Friday, July 4, 2014


The news media really downplayed the Metrolink Blue Flu today.  That's usually a good sign.  It means the union is getting visible public support and the Ole Boy Network has made the proper phone calls to media station managers and senior editors.

Of course, it appeared that not nearly as many people attended Fare St. Louis in Forest Park than had been anticipated, and also that fewer Fare-goers used Metrolink than expected.

This did force them to lower that $30 parking price tag to $20.  Maybe that kept a lot of people away.  The local government, in keeping with the state and federal government, has been doing a fine job of making plain that constituents are just cash cows to be milked at every opportunity.  Land of the free indeed.

You know, they could have made public transit free today.  Even if you don't ride it, you pay for it.  That would have been a true gesture of celebration and thanks.  And probably attracted a lot of new riders.

The city leaders are walking on eggshells right now.  The spike in violence and crime in the poorest areas of the city are always harbingers of larger problems, about to boil over.  The government is broke, but they won't raise taxes on corporations, or any of the other necessary changes.

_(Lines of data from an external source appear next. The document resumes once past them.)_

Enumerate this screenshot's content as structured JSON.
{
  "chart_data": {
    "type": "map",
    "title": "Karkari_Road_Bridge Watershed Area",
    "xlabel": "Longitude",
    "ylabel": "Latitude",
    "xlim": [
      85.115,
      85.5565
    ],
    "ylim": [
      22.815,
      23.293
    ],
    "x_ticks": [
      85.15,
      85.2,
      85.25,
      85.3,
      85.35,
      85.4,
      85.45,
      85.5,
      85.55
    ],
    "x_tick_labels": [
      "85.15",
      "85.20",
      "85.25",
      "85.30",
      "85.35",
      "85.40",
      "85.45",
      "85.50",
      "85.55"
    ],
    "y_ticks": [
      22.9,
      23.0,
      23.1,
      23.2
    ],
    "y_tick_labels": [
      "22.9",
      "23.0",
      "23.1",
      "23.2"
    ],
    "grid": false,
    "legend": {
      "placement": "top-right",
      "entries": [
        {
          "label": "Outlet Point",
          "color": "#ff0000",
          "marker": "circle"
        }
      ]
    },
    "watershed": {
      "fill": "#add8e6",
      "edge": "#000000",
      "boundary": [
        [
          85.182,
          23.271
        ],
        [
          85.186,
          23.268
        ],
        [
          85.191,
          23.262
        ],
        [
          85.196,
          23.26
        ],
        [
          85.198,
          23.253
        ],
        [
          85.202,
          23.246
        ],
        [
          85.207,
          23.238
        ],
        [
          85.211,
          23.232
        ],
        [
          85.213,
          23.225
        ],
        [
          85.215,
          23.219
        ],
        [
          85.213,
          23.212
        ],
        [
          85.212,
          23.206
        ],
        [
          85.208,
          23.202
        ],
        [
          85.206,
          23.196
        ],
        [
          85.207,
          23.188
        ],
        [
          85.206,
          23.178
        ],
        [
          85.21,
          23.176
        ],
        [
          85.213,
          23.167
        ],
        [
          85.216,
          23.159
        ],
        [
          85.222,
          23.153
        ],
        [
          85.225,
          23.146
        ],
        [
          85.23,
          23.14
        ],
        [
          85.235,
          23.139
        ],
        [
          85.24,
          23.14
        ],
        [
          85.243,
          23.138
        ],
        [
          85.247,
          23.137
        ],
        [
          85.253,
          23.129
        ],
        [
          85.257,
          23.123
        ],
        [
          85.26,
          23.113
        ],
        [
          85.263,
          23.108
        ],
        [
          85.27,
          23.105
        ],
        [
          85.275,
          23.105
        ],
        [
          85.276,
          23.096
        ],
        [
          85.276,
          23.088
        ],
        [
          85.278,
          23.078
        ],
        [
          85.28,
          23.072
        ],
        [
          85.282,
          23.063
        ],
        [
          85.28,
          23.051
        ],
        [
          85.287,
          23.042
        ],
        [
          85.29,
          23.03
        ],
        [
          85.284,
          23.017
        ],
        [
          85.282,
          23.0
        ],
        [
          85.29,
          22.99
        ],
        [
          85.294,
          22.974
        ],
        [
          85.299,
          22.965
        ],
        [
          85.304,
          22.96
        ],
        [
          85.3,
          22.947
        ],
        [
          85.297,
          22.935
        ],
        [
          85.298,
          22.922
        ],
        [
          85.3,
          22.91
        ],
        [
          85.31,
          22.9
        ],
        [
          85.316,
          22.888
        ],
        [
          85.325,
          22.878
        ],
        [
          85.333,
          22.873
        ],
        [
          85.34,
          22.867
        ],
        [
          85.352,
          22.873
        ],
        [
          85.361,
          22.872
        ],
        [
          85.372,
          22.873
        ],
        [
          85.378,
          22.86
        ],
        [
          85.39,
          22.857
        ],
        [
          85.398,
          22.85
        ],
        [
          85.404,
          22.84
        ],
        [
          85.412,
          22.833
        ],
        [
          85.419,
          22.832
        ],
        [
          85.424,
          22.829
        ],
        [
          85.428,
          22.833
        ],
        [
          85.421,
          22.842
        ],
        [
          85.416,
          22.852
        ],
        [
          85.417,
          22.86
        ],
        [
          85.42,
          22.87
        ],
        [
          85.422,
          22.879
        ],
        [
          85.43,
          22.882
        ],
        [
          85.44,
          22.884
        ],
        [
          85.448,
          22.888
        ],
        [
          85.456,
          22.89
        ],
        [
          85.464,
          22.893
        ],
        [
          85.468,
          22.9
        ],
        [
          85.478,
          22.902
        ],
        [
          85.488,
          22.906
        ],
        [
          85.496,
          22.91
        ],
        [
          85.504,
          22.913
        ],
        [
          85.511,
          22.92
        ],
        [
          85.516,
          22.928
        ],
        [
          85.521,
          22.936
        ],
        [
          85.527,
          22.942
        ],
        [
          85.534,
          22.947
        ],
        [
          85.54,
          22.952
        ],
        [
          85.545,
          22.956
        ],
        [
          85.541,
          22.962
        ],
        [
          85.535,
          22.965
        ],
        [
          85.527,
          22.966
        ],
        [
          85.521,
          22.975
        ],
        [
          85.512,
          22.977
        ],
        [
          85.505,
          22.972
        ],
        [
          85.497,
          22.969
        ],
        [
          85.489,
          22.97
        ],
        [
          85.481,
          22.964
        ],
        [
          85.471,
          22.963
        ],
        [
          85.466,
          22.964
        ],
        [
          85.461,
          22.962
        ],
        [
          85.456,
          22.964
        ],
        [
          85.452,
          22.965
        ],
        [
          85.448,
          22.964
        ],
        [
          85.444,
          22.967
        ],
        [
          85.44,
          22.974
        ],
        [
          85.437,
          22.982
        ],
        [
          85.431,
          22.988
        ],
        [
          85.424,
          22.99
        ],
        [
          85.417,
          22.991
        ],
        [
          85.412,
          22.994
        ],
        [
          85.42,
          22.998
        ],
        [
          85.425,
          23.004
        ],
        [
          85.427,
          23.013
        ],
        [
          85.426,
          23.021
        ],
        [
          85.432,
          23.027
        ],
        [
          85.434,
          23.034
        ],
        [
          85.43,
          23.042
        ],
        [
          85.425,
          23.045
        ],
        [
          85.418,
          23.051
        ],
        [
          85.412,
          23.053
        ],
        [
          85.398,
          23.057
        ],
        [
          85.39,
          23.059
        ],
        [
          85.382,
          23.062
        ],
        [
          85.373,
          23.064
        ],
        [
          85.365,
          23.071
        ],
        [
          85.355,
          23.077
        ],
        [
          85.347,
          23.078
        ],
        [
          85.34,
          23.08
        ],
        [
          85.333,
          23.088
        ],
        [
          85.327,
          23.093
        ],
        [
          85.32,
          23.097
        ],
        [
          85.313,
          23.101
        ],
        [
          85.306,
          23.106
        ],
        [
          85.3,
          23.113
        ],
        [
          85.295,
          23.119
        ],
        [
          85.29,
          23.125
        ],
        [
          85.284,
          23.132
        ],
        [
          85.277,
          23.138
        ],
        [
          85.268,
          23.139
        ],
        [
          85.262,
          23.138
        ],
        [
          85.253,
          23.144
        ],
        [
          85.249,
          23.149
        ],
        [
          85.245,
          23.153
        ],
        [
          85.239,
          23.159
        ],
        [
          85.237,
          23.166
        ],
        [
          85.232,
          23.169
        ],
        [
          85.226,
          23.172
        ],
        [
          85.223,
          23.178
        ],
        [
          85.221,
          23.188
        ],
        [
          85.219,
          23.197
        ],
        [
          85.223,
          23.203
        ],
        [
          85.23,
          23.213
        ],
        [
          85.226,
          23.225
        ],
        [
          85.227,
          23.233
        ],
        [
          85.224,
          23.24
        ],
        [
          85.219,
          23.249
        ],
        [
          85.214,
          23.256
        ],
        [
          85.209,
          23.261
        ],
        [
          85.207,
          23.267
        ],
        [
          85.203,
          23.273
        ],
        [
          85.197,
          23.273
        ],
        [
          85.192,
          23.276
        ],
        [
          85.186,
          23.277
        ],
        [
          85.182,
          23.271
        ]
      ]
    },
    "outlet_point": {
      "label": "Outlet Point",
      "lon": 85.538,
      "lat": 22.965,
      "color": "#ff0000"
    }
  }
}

One thing I found myself musing on, as I watched the parade on television, is how lackluster the parade seemed going through the park.  Not just the sparse attendance.  It just didn't strike the same response as seeing the same marching bands and floats glide down the streets of downtown.

Part of what makes a parade so exciting is the way it takes over and transforms the ordinary streets.  I wonder if Saint Louisans won't feel a emptiness, a need to fill the streets?

I think the city leaders, for their own sake, should have kept the parade downtown.  Parades, in times of strife, are "demonstrations by proxy".

The Metrolink operators deserve our support.  They are fighting for their union, their pensions, and their pay.  We should all join them in securing those things for ourselves.  We can start by calling Metro and telling them we support the drivers, and demanding they negotiate a new contract.

And we need to demand a few "Fare Free" days a year for the city.